Hal ini disampaikan Tjahjo terkait status Ahok sebagai terdakwa dalam kasus dugaan peniodaan agama. "Sekarang ini kan petahana (Ahok) lagi cuti. Berarti kan sedang tidak menjabat. Nah begitu (setelah masa) cutinya habis, baru akan diberhentikan," ujar Tjahjo, di Kampus Institut Pemerintahan Dalam Negeri (IPDN), Jatinangor, Sumedang, Jawa Barat, Jumat (16/12/2016).
Ucapan Mendagri juga disindir oleh mantan Ketua Mahkamah Konstitusi (MK), Prof.

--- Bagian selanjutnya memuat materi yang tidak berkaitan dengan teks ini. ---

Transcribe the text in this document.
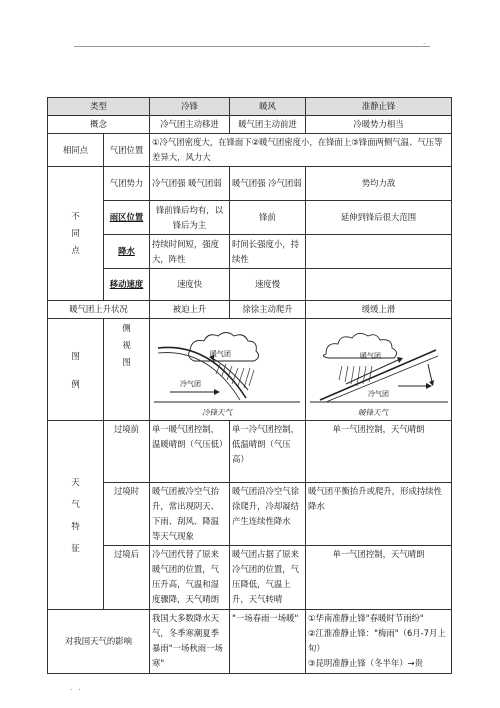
.
类型		冷锋	暖风	准静止锋
概念		冷气团主动移进	暖气团主动前进	冷暖势力相当
相同点	气团位置	①冷气团密度大，在锋面下②暖气团密度小，在锋面上③锋面两侧气温、气压等差异大，风力大		

不同点	气团势力	冷气团强 暖气团弱	暖气团强 冷气团弱	势均力敌
	雨区位置	锋前锋后均有，以锋后为主	锋前	延伸到锋后很大范围
	降水	持续时间短，强度大，阵性	时间长强度小，持续性	
	移动速度	速度快	速度慢	
暖气团上升状况		被迫上升	徐徐主动爬升	缓缓上滑

图例	侧视图	暖气团
冷气团
冷锋天气		暖气团
冷气团
暖锋天气

天气特征	过境前	单一暖气团控制，温暖晴朗（气压低）	单一冷气团控制，低温晴朗（气压高）	单一气团控制，天气晴朗
	过境时	暖气团被冷空气抬升，常出现阴天、下雨、刮风、降温等天气现象	暖气团沿冷空气徐徐爬升，冷却凝结产生连续性降水	暖气团平衡抬升或爬升，形成持续性降水
	过境后	冷气团代替了原来暖气团的位置，气压升高，气温和湿度骤降，天气晴朗	暖气团占据了原来冷气团的位置，气压降低，气温上升，天气转晴	单一气团控制，天气晴朗
对我国天气的影响		我国大多数降水天气，冬季寒潮夏季暴雨"一场秋雨一场寒"	"一场春雨一场暖"	①华南准静止锋"春暖时节雨纷"
②江淮准静止锋："梅雨"（6月-7月上旬）
③昆明准静止锋（冬半年）→贵
. .
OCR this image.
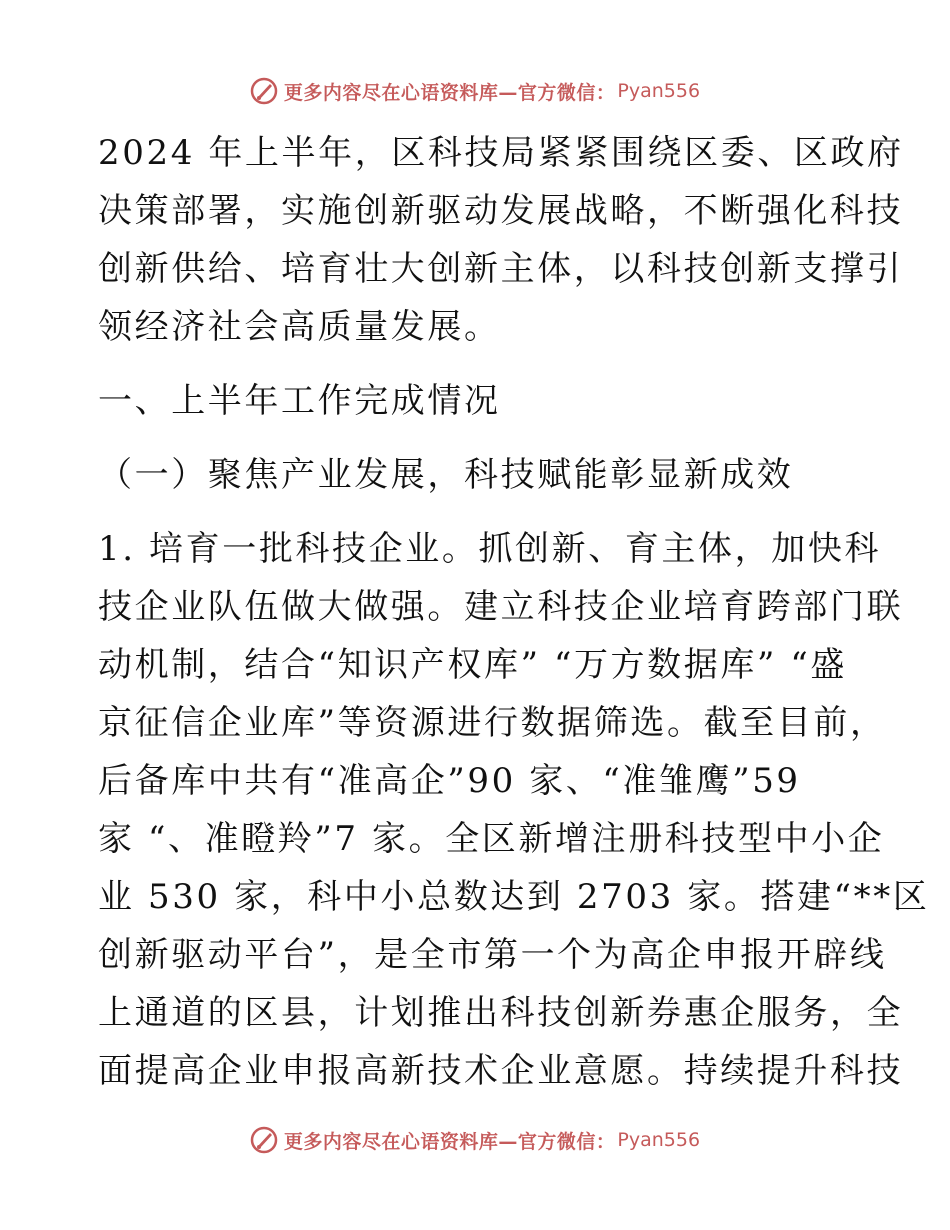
更多内容尽在心语资料库—官方微信： Pyan556
2024 年上半年，区科技局紧紧围绕区委、区政府
决策部署，实施创新驱动发展战略，不断强化科技
创新供给、培育壮大创新主体，以科技创新支撑引
领经济社会高质量发展。
一、上半年工作完成情况
（一）聚焦产业发展，科技赋能彰显新成效
1. 培育一批科技企业。抓创新、育主体，加快科
技企业队伍做大做强。建立科技企业培育跨部门联
动机制，结合“知识产权库” “万方数据库” “盛
京征信企业库”等资源进行数据筛选。截至目前，
后备库中共有“准高企”90 家、“准雏鹰”59
家 “、准瞪羚”7 家。全区新增注册科技型中小企
业 530 家，科中小总数达到 2703 家。搭建“**区
创新驱动平台”，是全市第一个为高企申报开辟线
上通道的区县，计划推出科技创新券惠企服务，全
面提高企业申报高新技术企业意愿。持续提升科技
更多内容尽在心语资料库—官方微信： Pyan556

Mahfud MD. Dia mengatakan alasan pemberhentian Ahok dengan menunggu tuntutan Jaksa Penuntut Umum tidak berlandaskan hukum. Sebab, secara terang Pasal 83 Undang-Undang (UU) Nomor 23 Tahun 2014 menjelaskan, kepala daerah harus diberhentikan sementara ketika berstatus terdakwa.
"Tidak ada instrumen hukum lain yang bisa membenarkan Ahok itu menjadi gubernur kembali tanpa mencabut itu (Pasal 83). Karena UU-nya jelas bunyinya, bukan tuntutan seperti dikatakan Mendagri,” tegas Mahfud, Kamis (9/2/2017).
Wakil Ketua DPR RI Fadli Zon menilai sikap Mendagri terhadap Ahok merupakan sikap yang diskriminatif. Dengan status Ahok menjadi terdakwa dan ancaman hukuman lima tahun semestinya Mendagri dapat segera menonaktifkan dari jabatannya. "Seorang pejabat dari Pemerintah daerah yang berstatus terdakwa harusnya dia dinonaktifkan, begitu perintah UU," ujar Fadli Zon di Gedung DPR, Kompleks Parlemen Senayan Jakarta, Kamis (9/2/2017).
Dia mengkritik logika yang dibangun Mendagri yang menyebutkan akan memberhentikan sementara Ahok bila sudah terdapat tuntutan dari Jaksa. Ia menilai sikap Mendagri justru mengesankan membela Ahok. "Loh, kan statusnya sudah dinyatakan pengadilan. Dari status saja, jangan nanti terkesan Mendagri membela, karena kebetulan kawannya," kritik Wakil Ketua Umum Partai Gerindra ini. Fadli menyebutkan jika Mendagri tidak mematuhi aturan tersebut konsekwensinya hukumnya Mendagri akan melanggar UU.
Berubahnya sikap Mendagri memunculkan pertanyaan, apakah ada instruksi dari Jokowi atau PDI P sebagai partai pengusung Ahok di Pilkada DKI Jakarta. Jika Jokowi masih bersikukuh untuk mempertahankan Ahok, maka publik akan semakin memberikan penilaian kalau Jokowi tidak tegas dan berpihak kepada Ahok.
Selain melanggar UU, pengembalian mandat kepada Ahok dapat menimbulkan kecurigaan kalau Ahok akan memanfaatkan kewenangannya sebagai Gubernur saat pencoblosan pada tanggal 15 Februari.